If setting the agenda is half the battle, property-rights advocates pushing reform of California's eminent-domain laws can glimpse victory on the horizon.
State Assemblyman Hector De La Torre, a Democrat from the Los Angeles area, this week announced a package of eminent-domain restrictions that would bar state and local governments from condemning owner-occupied homes for use by another private party. The bills also include limited protections for small businesses.
Do they go far enough? Not even close. Still, the anti-eminent-domain initiative Proposition 90 only narrowly failed in November and similar measures are headed to the ballot next year, so even Democrats and environmental activists are paying lip service to property rights.
The north state's Assemblyman, Doug LaMalfa, who avidly pushed Proposition 90, called the latest measure "a disingenuous bill that doesn't really protect much."

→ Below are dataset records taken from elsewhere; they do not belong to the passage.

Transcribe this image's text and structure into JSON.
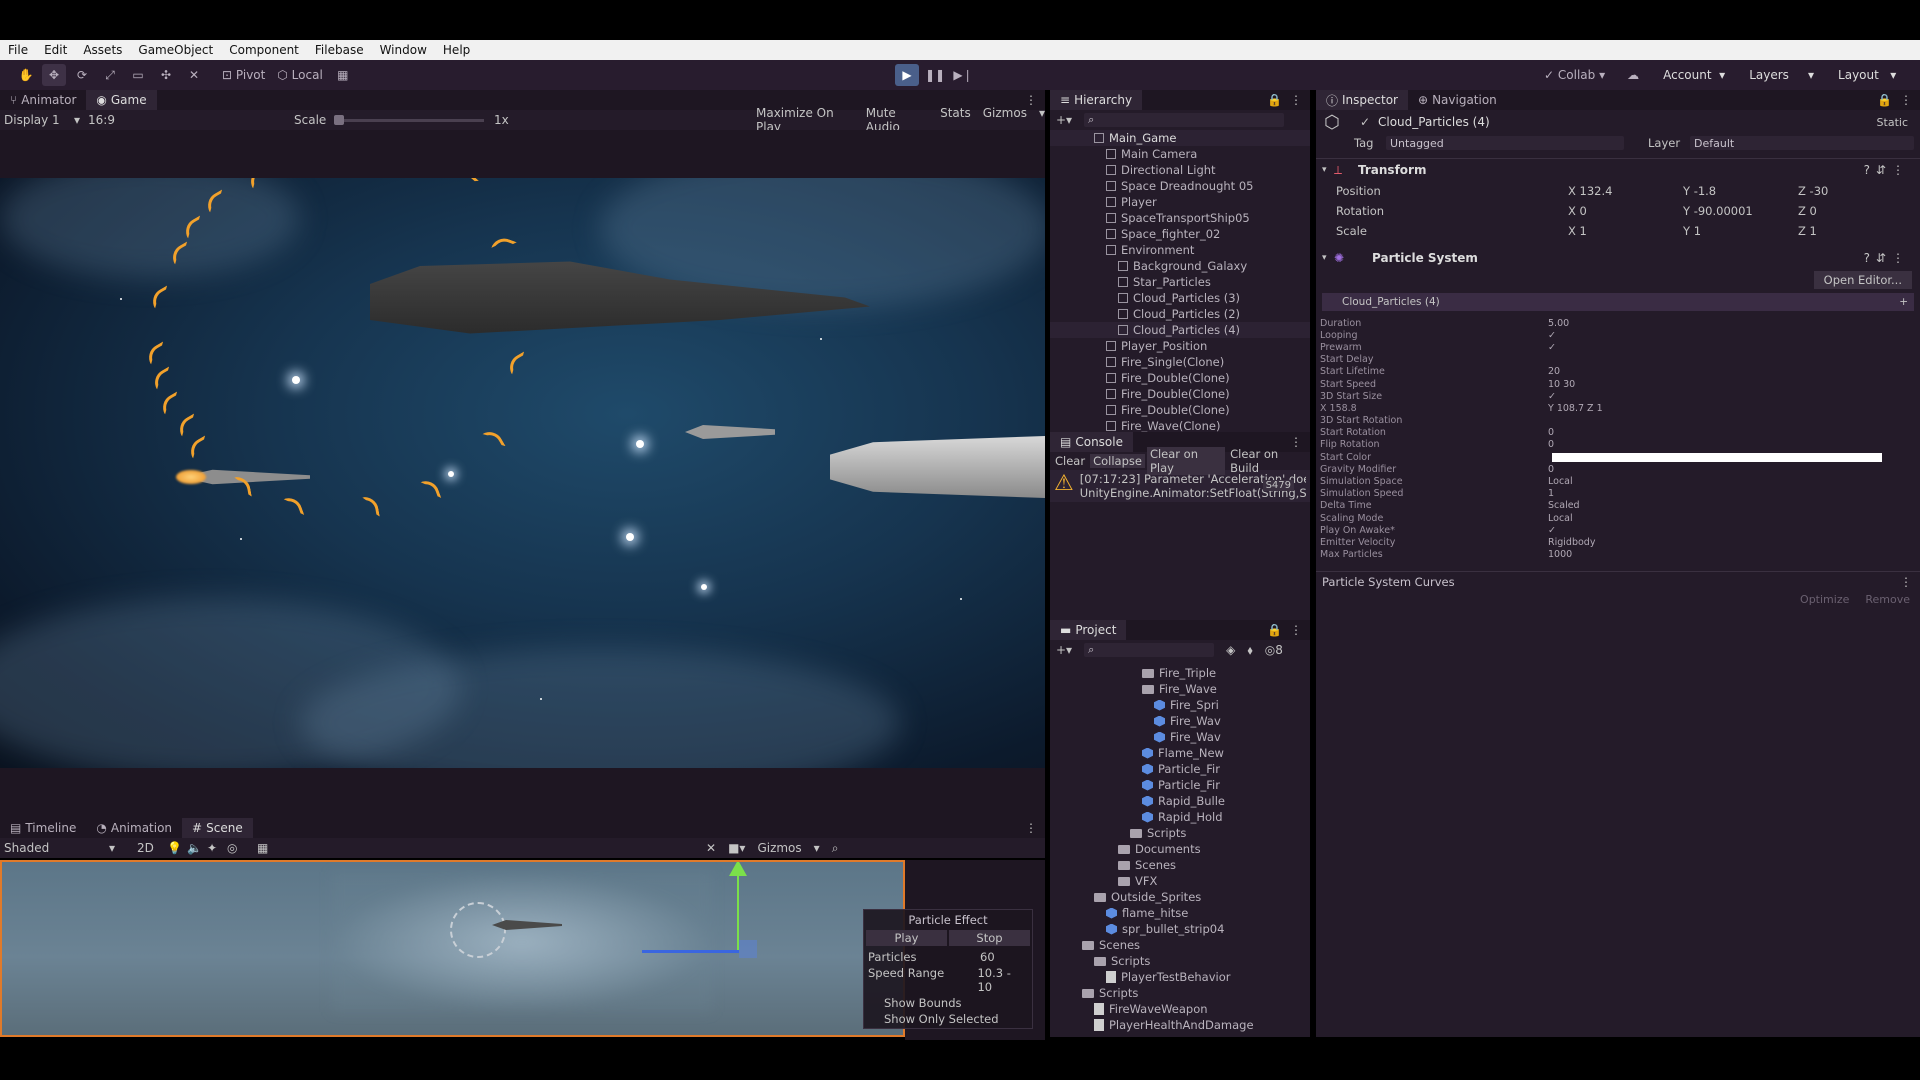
{
  "menu": [
    "File",
    "Edit",
    "Assets",
    "GameObject",
    "Component",
    "Filebase",
    "Window",
    "Help"
  ],
  "toolbar": {
    "pivot": "Pivot",
    "local": "Local",
    "collab": "Collab",
    "account": "Account",
    "layers": "Layers",
    "layout": "Layout"
  },
  "game_tabs": {
    "animator": "Animator",
    "game": "Game"
  },
  "game_bar": {
    "display": "Display 1",
    "aspect": "16:9",
    "scale_label": "Scale",
    "scale_value": "1x",
    "maximize": "Maximize On Play",
    "mute": "Mute Audio",
    "stats": "Stats",
    "gizmos": "Gizmos"
  },
  "hierarchy": {
    "title": "Hierarchy",
    "root": "Main_Game",
    "items": [
      "Main Camera",
      "Directional Light",
      "Space Dreadnought 05",
      "Player",
      "SpaceTransportShip05",
      "Space_fighter_02",
      "Environment",
      "Background_Galaxy",
      "Star_Particles",
      "Cloud_Particles (3)",
      "Cloud_Particles (2)",
      "Cloud_Particles (4)",
      "Player_Position",
      "Fire_Single(Clone)",
      "Fire_Double(Clone)",
      "Fire_Double(Clone)",
      "Fire_Double(Clone)",
      "Fire_Wave(Clone)"
    ]
  },
  "console": {
    "title": "Console",
    "clear": "Clear",
    "collapse": "Collapse",
    "clear_on_play": "Clear on Play",
    "clear_on_build": "Clear on Build",
    "msg1": "[07:17:23] Parameter 'Acceleration' does",
    "msg2": "UnityEngine.Animator:SetFloat(String,Si",
    "count": "S479"
  },
  "project": {
    "title": "Project",
    "items": [
      {
        "t": "folder",
        "n": "Fire_Triple",
        "i": 6
      },
      {
        "t": "folder",
        "n": "Fire_Wave",
        "i": 6
      },
      {
        "t": "blue",
        "n": "Fire_Spri",
        "i": 7
      },
      {
        "t": "blue",
        "n": "Fire_Wav",
        "i": 7
      },
      {
        "t": "blue",
        "n": "Fire_Wav",
        "i": 7
      },
      {
        "t": "blue",
        "n": "Flame_New",
        "i": 6
      },
      {
        "t": "blue",
        "n": "Particle_Fir",
        "i": 6
      },
      {
        "t": "blue",
        "n": "Particle_Fir",
        "i": 6
      },
      {
        "t": "blue",
        "n": "Rapid_Bulle",
        "i": 6
      },
      {
        "t": "blue",
        "n": "Rapid_Hold",
        "i": 6
      },
      {
        "t": "folder",
        "n": "Scripts",
        "i": 5
      },
      {
        "t": "folder",
        "n": "Documents",
        "i": 4
      },
      {
        "t": "folder",
        "n": "Scenes",
        "i": 4
      },
      {
        "t": "folder",
        "n": "VFX",
        "i": 4
      },
      {
        "t": "folder",
        "n": "Outside_Sprites",
        "i": 2
      },
      {
        "t": "blue",
        "n": "flame_hitse",
        "i": 3
      },
      {
        "t": "blue",
        "n": "spr_bullet_strip04",
        "i": 3
      },
      {
        "t": "folder",
        "n": "Scenes",
        "i": 1
      },
      {
        "t": "folder",
        "n": "Scripts",
        "i": 2
      },
      {
        "t": "script",
        "n": "PlayerTestBehavior",
        "i": 3
      },
      {
        "t": "folder",
        "n": "Scripts",
        "i": 1
      },
      {
        "t": "script",
        "n": "FireWaveWeapon",
        "i": 2
      },
      {
        "t": "script",
        "n": "PlayerHealthAndDamage",
        "i": 2
      }
    ]
  },
  "inspector": {
    "tab_inspector": "Inspector",
    "tab_navigation": "Navigation",
    "object_name": "Cloud_Particles (4)",
    "static": "Static",
    "tag_label": "Tag",
    "tag_value": "Untagged",
    "layer_label": "Layer",
    "layer_value": "Default",
    "transform": {
      "title": "Transform",
      "position": "Position",
      "rotation": "Rotation",
      "scale": "Scale",
      "px": "132.4",
      "py": "-1.8",
      "pz": "-30",
      "rx": "0",
      "ry": "-90.00001",
      "rz": "0",
      "sx": "1",
      "sy": "1",
      "sz": "1"
    },
    "ps_title": "Particle System",
    "open_editor": "Open Editor...",
    "module_name": "Cloud_Particles (4)",
    "props": [
      [
        "Duration",
        "5.00"
      ],
      [
        "Looping",
        "✓"
      ],
      [
        "Prewarm",
        "✓"
      ],
      [
        "Start Delay",
        ""
      ],
      [
        "Start Lifetime",
        "20"
      ],
      [
        "Start Speed",
        "10                30"
      ],
      [
        "3D Start Size",
        "✓"
      ],
      [
        "X 158.8",
        "Y 108.7          Z 1"
      ],
      [
        "3D Start Rotation",
        ""
      ],
      [
        "Start Rotation",
        "0"
      ],
      [
        "Flip Rotation",
        "0"
      ],
      [
        "Start Color",
        ""
      ],
      [
        "Gravity Modifier",
        "0"
      ],
      [
        "Simulation Space",
        "Local"
      ],
      [
        "Simulation Speed",
        "1"
      ],
      [
        "Delta Time",
        "Scaled"
      ],
      [
        "Scaling Mode",
        "Local"
      ],
      [
        "Play On Awake*",
        "✓"
      ],
      [
        "Emitter Velocity",
        "Rigidbody"
      ],
      [
        "Max Particles",
        "1000"
      ]
    ],
    "curves": "Particle System Curves",
    "optimize": "Optimize",
    "remove": "Remove"
  },
  "scene_tabs": {
    "timeline": "Timeline",
    "animation": "Animation",
    "scene": "Scene"
  },
  "scene_bar": {
    "shading": "Shaded",
    "mode2d": "2D",
    "gizmos": "Gizmos"
  },
  "particle_effect": {
    "title": "Particle Effect",
    "play": "Play",
    "stop": "Stop",
    "particles_label": "Particles",
    "particles_value": "60",
    "speed_label": "Speed Range",
    "speed_value": "10.3 - 10",
    "bounds": "Show Bounds",
    "only_selected": "Show Only Selected"
  }
}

The small-business restrictions have enough loopholes to leave owners helpless before the government steamroller, while the package does not protect farms, second homes or investment property.

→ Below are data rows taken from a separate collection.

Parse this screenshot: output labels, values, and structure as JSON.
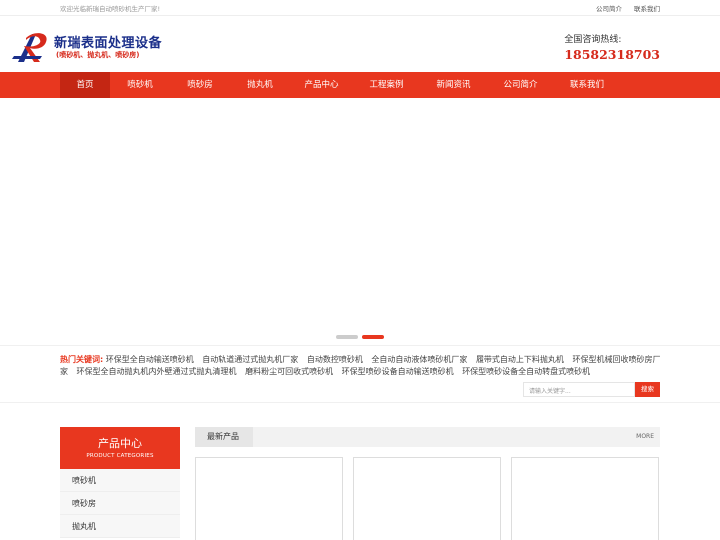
{
  "topbar": {
    "welcome": "欢迎光临新瑞自动喷砂机生产厂家!",
    "links": [
      "公司简介",
      "联系我们"
    ]
  },
  "logo": {
    "title": "新瑞表面处理设备",
    "subtitle": "(喷砂机、抛丸机、喷砂房)"
  },
  "hotline": {
    "label": "全国咨询热线:",
    "phone": "18582318703"
  },
  "nav": {
    "items": [
      "首页",
      "喷砂机",
      "喷砂房",
      "抛丸机",
      "产品中心",
      "工程案例",
      "新闻资讯",
      "公司简介",
      "联系我们"
    ],
    "active_index": 0
  },
  "banner": {
    "slide_count": 2,
    "active_slide": 1
  },
  "hotwords": {
    "label": "热门关键词:",
    "keywords": [
      "环保型全自动输送喷砂机",
      "自动轨道通过式抛丸机厂家",
      "自动数控喷砂机",
      "全自动自动液体喷砂机厂家",
      "履带式自动上下料抛丸机",
      "环保型机械回收喷砂房厂家",
      "环保型全自动抛丸机内外壁通过式抛丸清理机",
      "磨料粉尘可回收式喷砂机",
      "环保型喷砂设备自动输送喷砂机",
      "环保型喷砂设备全自动转盘式喷砂机"
    ]
  },
  "search": {
    "placeholder": "请输入关键字...",
    "button": "搜索"
  },
  "sidebar": {
    "title": "产品中心",
    "subtitle": "PRODUCT CATEGORIES",
    "items": [
      "喷砂机",
      "喷砂房",
      "抛丸机"
    ]
  },
  "products": {
    "tab": "最新产品",
    "more": "MORE"
  },
  "colors": {
    "accent": "#e8371f",
    "nav_active": "#c42613",
    "brand_blue": "#1b2f8a"
  }
}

No, absentee landlords don't make for the same headline-grabbing horror stories as grandmothers forced from their homes, but the principle is the same: The government should not seize private property to resell it for someone else's profit.
The Supreme Court declared that practice constitutional for the "public purpose" of increasing tax revenue in its 2005 Kelo ruling. It would seem easy enough for the Legislature to declare that, whatever the justices say, California would respect its residents' rights.
But cities that are constantly scrambling for more tax revenue like to keep their options open, and they have sympathetic ears in the Legislature. If only humble property owners who just want to be left alone could win a similar audience.